Interessant, wie sich die Perspektiven überschneiden, denn Du kennst ja durchaus beide Seiten. Deinen Anmerkungen zur Kleinunternehmerperspektive kann ich durchaus folgen, für die meisten Zwergbetriebe sind Kosten und Bürokratie tatsächlich fast unerträglich, ich habe selbst mit meinem Büro ausschließlich mit Freien und Projektmitarbeitern gearbeitet, aber auch das hat seine Schattenseiten.
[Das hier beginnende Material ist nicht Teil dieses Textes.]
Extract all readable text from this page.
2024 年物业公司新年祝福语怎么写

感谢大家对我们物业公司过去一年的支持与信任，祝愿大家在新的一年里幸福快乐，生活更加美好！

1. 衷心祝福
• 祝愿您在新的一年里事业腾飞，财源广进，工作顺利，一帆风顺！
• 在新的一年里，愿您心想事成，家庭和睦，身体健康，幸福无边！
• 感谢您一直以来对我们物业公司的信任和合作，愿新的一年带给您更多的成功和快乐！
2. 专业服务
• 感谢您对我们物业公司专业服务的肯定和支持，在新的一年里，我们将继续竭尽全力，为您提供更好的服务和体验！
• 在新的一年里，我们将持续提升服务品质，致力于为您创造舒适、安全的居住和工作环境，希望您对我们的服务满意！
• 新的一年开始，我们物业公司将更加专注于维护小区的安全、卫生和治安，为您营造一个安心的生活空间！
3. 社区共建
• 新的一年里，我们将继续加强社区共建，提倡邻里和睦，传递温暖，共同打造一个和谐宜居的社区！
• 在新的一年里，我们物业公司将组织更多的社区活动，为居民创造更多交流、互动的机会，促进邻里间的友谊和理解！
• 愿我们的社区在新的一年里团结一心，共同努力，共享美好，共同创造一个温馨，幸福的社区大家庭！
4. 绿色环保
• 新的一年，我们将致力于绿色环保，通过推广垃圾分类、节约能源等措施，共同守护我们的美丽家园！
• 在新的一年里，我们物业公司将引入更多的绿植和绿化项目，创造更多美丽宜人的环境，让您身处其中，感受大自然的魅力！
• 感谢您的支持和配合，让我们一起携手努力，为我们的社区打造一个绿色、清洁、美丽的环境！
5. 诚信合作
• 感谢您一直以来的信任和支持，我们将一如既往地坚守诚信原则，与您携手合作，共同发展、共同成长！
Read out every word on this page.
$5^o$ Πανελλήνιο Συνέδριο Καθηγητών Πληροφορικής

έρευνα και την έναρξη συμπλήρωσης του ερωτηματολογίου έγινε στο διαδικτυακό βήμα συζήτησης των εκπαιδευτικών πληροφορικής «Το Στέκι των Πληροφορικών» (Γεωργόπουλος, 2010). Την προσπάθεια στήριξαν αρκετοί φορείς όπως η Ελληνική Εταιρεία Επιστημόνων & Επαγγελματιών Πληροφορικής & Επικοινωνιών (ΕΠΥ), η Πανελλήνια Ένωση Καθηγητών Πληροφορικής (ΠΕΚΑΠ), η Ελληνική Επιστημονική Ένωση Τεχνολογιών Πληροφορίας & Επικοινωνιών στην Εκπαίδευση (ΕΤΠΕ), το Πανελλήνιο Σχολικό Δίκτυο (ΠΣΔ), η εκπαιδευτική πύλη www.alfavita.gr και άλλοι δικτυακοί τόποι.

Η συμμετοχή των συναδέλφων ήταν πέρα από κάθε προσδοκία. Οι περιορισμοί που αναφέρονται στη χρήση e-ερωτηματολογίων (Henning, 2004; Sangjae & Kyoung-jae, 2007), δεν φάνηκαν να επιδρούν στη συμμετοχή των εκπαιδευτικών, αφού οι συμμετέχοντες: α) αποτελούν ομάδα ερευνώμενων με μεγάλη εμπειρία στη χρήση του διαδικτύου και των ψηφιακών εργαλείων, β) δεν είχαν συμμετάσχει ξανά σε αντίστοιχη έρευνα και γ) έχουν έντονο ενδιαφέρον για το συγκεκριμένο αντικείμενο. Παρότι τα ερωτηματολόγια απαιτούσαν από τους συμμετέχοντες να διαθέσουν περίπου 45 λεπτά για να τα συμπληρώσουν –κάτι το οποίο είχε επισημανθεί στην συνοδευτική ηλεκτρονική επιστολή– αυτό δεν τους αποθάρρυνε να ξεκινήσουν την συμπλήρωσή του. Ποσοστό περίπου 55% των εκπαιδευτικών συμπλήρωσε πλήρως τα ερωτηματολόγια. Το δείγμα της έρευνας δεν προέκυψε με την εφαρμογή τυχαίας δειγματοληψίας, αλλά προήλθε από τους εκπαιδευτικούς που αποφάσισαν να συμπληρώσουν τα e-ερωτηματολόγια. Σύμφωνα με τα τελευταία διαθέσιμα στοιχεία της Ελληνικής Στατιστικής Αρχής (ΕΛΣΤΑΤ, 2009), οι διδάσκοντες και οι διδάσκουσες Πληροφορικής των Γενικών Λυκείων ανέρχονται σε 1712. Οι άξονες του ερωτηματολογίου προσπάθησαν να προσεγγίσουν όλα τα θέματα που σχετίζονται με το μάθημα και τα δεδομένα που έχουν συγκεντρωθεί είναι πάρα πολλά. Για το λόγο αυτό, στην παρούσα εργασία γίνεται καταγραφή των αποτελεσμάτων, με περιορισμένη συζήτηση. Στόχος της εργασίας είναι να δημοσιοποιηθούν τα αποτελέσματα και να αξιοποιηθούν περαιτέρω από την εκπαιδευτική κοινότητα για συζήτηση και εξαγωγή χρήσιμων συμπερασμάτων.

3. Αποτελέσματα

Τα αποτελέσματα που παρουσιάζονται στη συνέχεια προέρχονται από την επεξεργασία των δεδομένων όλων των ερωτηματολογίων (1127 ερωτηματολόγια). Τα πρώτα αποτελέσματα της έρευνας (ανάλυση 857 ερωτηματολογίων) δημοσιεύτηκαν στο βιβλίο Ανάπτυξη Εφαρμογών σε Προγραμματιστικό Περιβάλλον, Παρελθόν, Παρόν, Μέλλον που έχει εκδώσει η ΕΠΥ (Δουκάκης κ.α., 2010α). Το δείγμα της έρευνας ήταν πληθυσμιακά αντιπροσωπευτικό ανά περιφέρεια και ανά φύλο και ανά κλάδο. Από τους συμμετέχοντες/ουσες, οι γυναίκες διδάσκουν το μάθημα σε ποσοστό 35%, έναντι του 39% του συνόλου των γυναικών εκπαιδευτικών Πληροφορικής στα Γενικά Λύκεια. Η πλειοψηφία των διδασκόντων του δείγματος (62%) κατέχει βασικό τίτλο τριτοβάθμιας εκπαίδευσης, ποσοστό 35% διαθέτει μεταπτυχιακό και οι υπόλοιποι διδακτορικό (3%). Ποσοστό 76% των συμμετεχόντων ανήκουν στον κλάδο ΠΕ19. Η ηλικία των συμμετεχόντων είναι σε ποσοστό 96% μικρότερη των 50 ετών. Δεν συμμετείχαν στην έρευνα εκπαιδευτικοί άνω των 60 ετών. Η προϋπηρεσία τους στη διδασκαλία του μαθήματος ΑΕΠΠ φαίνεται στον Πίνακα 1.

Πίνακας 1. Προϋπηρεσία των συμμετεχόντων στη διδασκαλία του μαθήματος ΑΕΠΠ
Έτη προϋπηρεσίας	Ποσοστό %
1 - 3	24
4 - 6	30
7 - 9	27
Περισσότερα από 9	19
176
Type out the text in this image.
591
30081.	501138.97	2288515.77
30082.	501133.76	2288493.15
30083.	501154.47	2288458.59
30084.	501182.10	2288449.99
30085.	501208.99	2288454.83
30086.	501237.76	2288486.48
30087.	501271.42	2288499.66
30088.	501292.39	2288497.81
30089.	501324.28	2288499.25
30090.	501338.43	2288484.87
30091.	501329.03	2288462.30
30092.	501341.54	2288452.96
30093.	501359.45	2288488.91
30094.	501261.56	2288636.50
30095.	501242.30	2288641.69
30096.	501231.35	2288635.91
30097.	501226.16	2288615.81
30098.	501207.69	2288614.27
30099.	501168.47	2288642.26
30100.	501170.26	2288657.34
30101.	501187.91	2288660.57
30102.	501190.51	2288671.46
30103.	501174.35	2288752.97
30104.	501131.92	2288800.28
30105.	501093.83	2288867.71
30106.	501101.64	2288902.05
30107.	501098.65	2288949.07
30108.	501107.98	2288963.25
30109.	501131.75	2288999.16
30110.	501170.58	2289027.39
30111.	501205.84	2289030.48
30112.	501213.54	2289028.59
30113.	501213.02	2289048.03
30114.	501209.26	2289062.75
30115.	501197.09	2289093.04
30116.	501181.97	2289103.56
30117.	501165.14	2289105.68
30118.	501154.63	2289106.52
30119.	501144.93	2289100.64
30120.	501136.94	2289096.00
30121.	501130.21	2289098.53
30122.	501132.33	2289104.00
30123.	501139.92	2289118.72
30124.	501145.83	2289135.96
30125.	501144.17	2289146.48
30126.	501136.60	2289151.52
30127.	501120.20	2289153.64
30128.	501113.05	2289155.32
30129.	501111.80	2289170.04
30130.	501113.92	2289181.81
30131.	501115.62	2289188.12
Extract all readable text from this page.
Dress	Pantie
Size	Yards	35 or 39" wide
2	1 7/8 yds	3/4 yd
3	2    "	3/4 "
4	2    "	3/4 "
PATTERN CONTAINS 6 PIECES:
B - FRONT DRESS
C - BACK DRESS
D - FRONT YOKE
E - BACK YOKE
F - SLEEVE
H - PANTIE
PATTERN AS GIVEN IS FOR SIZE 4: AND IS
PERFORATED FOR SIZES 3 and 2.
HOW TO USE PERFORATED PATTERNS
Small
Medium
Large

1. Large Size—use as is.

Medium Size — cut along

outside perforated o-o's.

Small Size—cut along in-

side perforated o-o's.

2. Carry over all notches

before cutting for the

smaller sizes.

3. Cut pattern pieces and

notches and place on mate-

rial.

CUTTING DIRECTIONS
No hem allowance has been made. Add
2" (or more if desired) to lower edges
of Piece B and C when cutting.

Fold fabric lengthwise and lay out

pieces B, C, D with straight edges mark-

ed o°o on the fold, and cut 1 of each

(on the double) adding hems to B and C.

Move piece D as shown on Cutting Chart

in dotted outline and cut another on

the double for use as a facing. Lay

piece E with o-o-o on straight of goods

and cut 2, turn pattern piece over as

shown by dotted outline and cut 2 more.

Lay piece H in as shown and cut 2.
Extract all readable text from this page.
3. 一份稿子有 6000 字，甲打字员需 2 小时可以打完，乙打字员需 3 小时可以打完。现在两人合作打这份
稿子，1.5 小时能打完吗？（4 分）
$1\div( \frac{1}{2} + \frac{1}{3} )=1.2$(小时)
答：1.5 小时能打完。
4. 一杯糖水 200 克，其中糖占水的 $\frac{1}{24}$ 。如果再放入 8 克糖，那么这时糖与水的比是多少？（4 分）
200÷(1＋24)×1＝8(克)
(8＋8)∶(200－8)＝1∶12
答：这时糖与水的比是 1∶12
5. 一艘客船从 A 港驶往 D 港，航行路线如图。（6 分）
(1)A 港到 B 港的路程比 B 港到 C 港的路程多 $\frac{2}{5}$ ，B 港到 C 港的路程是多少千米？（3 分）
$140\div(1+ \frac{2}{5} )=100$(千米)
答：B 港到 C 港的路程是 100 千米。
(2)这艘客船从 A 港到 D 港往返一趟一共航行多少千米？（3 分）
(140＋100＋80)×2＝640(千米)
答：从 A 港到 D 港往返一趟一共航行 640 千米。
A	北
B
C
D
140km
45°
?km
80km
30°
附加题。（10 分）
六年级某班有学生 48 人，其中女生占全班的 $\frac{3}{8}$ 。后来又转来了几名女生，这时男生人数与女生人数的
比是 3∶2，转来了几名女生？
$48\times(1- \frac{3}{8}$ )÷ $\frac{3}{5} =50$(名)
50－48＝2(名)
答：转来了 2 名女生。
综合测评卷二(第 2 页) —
Die Frage ist, wie man auf konkrete Fragen eines potentiellen Mitarbeiters reagiert und wie er sich damit selbst verortet. Heimliche Fragen des Unternehmens sind natürlich:
- Kann der wirklich was?
- Ist der robust und einsatzbereit?
- Ist der bereit, sich in eine Sache richtig reinzuhängen, wenn Not am Mann ist?
Dennoch habe ich gelernt zu akzeptieren, dass gerade gute Leute auch konkrete Fragen stellen, was die Arbeitsbedingungen angeht, die Frage ist für mich also eher, wie das rüberkommt, also eine Frage des Tons und des Stils.
So kann man als Unternehmer nur dann kalkulieren, wenn die Leute endlich bereit sind dafür auch zu bezahlen.
Die Bereitschaft fehlt im Augenblick aber.
Es wirkt widersprüchlich, dass die Leute in Zeiten knapper Arbeitsplätze nicht mit dem letzten Engagement dabei sind, hat aber durchaus seine Logik: Die Identifikation mit Unternehmen wächst nur dann, wenn die Arbeitgeberseite auch das liefert, was sie liefern sollte:
- eine gewisse Sicherheit
- akzeptable Arbeitsbedingungen
- ein passables Gehalt
- Transparenz und Mitbestimmung
Dass viele Kleine das nicht leisten _können_, verhindert nicht die "innere Kündigung", d.h. das Gefühl der Mitarbeiter, dass man lieber woanders wäre, dass man sich unterbezahlt und ausgenutzt fühlt.
Also was mache ich, ich drücke meine Mitarbeiter. Im Zweifel Überstunden die bezahlt werden oder abgebummelt werden müßen.
Du meinst die Zahl Deiner Mitarbeiteroder erhöhten Arbeitsdruck?